Vervallen is de wettelijk voorgeschreven betrokkenheid van andere ministers (artikel 12, eerste, vijfde en zesde lid, en artikel 14, eerste, derde en zesde lid) om dezelfde reden als bij onderdeel C.

Artikel 13 (oud) vervalt, omdat dit een overbodige bepaling is.

Artikel 17, eerste en tweede lid, (oud) zijn overgebracht naar artikel 13, derde en vierde lid. Het derde lid van artikel 17 is ondergebracht in het derde lid van artikel 14.

In verband met de wijziging van titel 4 zijn aanpassingen nodig in artikel 17e (zie onderdeel M), artikel 35, onderdeel c (zie onderdeel T, onder 2, onderdeel a) en in het vierde lid van artikel 43 (zie onderdeel W).

Onderdeel I regelt het vervallen van de artikelen 16 en 17 in verband met de wijziging onder H.

Onderdeel K voorziet om dezelfde reden als onder B aangegeven in het vervallen van het derde lid, waarin is vastgelegd dat het College is belast met het goedkeuren of vaststellen van maximumtarieven.

Onderdeel O voorziet in een wijziging van het opschrift van Hoofdstuk III en betreft de vervanging van de naam «Centraal orgaan tarieven gezondheidszorg» door: College tarieven gezondheidszorg.

Onderdeel P voorziet in wijzigingen van de bepalingen van Hoofdstuk III over het College. De artikelen 18 e.v. zijn geredigeerd in overeenstemming met de Aanwijzingen voor de regelgeving inzake zelfstandige bestuursorganen (nrs. 124a e.v.) en zijn dan ook voor een belangrijk deel gelijkluidend aan die voor het CVZ in artikel 1a e.v. van de ZFW (zie Hoofdstuk I). Voor een toelichting bij de desbetreffende artikelen verwijs ik naar de toelichting bij hoofdstuk I, artikel I, onderdeel B. Voor het overige het volgende.

Artikel 27 geeft een regeling omtrent de beheerskosten van het College (zie het huidige artikel 27, eerste lid). Toegevoegd is een regeling over de bevoorschotting van het College.

Ook voor wat betreft artikel 24 (jaarlijks verslag), 29a (rapportage door het College) en de artikelen 29b en 29c (over het kosteloos verstrekken van gegevens en inlichtingen) verwijs ik naar de toelichting bij hoofdstuk I, artikel I, onderdeel B, en wel bij de artikelen 1g en 1n, respectievelijk 1y en 1z.

Onderdeel U regelt het vervallen van de artikelen 37 tot en met 40 in verband met de algemene regeling van schorsing en vernietiging in de Algemene wet bestuursrecht.

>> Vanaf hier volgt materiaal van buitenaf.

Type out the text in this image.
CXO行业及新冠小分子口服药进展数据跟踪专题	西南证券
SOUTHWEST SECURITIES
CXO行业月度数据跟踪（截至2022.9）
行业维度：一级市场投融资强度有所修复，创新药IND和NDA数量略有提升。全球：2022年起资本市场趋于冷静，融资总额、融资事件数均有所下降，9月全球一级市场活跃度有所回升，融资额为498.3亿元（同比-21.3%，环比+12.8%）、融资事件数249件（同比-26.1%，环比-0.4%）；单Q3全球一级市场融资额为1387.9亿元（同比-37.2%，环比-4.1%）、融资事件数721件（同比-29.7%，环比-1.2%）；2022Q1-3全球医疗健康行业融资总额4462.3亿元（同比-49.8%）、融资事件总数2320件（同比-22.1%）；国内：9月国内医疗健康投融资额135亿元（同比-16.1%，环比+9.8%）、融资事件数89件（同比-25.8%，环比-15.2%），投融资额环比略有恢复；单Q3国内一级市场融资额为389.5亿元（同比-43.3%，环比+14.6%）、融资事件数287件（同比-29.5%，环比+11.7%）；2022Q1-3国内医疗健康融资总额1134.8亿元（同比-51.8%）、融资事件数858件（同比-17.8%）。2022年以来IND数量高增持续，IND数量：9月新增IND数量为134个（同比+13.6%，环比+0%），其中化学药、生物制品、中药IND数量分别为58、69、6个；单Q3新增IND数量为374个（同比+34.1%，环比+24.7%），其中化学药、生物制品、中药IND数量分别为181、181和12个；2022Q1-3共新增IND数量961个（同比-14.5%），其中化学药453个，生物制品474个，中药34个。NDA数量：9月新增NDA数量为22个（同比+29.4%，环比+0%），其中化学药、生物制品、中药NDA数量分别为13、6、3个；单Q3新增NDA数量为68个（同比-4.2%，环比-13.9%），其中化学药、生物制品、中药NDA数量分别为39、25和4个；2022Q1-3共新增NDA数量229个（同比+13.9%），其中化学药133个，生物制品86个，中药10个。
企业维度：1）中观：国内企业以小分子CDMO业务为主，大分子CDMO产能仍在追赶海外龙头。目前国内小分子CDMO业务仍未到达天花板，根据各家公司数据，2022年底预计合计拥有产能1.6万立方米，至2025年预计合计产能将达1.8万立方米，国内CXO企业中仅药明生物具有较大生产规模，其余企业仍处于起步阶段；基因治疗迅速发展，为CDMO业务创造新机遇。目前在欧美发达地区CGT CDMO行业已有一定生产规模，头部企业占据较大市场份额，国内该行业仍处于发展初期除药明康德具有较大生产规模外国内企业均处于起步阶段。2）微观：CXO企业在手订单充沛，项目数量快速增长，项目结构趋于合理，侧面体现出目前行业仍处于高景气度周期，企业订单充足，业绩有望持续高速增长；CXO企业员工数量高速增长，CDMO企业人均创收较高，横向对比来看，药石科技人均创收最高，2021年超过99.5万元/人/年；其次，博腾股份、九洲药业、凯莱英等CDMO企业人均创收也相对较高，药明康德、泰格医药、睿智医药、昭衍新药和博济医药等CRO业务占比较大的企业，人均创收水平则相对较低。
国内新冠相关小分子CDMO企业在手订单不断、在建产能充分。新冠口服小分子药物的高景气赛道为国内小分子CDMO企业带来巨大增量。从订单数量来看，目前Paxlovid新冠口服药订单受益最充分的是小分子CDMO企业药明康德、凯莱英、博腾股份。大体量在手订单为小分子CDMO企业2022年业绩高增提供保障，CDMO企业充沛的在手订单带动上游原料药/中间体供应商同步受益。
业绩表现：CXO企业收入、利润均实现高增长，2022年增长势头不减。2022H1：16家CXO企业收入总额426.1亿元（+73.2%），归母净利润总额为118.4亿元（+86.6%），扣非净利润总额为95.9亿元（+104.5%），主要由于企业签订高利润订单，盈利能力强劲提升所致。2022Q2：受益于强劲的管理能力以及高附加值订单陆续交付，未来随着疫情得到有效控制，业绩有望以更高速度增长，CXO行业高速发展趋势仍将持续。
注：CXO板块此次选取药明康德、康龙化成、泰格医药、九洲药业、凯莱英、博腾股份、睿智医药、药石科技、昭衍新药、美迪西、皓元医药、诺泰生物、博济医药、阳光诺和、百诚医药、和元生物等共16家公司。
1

Voor een toelichting op onderdeel Y zij verwezen naar het in de toelichting op artikel I, onder FF, gestelde.

Onderdeel Z schrapt een aantal uitgewerkte bepalingen.

Met onderdeel AA wordt de citeertitel-bepaling volgens de huidige aanwijzingen geformuleerd.

Hoofdstuk III Wijziging van de Wet ziekenhuisvoorzieningen

Artikel III

Onderdeel A geeft aan dat het «College voor ziekenhuisvoorzieningen» wordt vervangen door een «College bouw ziekenhuisvoorzieningen».

Onderdeel B vervangt artikel 2 door een reeks nieuwe bepalingen, waarin het CBZ in overeenstemming met de Aanwijzingen voor zelfstandige bestuursorganen wordt geregeld. Dezen zijn dan ook voor een belangrijk deel gelijkluidend aan die voor het CVZ in artikel 1a e.v. van de ZFW (zie Hoofdstuk I). Voor een toelichting bij de desbetreffende artikelen verwijs ik naar de toelichting bij hoofdstuk I, artikel I, onderdeel B. Voor het overige het volgende.

In het kader van deze wetswijziging wordt een voorstel gedaan voor een herschikking van bevoegdheden in het kader van de WZV. In de planning- en bouwprocedures zoals neergelegd in die wet, valt een onderscheid te maken naar beslissingen of vaststelling van regelingen, waaraan beleidsmatige overwegingen ten grondslag liggen, en beslissingen of vaststellingen, die de uitvoering in meer technische zin betreffen. Voorgesteld wordt, met het oog op scheiding van beleid en uitvoering, de laatste categorie op te dragen aan het CBZ. Dit betekent dat dat college de volgende taken krijgt toebedeeld:

1. Het verschaft aan de minister inlichtingen over de uitvoering van de wet; hieronder kunnen worden begrepen gegevens over de ontwikkelingen in de infrastructuur van de gezondheidszorg of over de mogelijke effecten in de praktijk van ministeriële beleidsvoornemens.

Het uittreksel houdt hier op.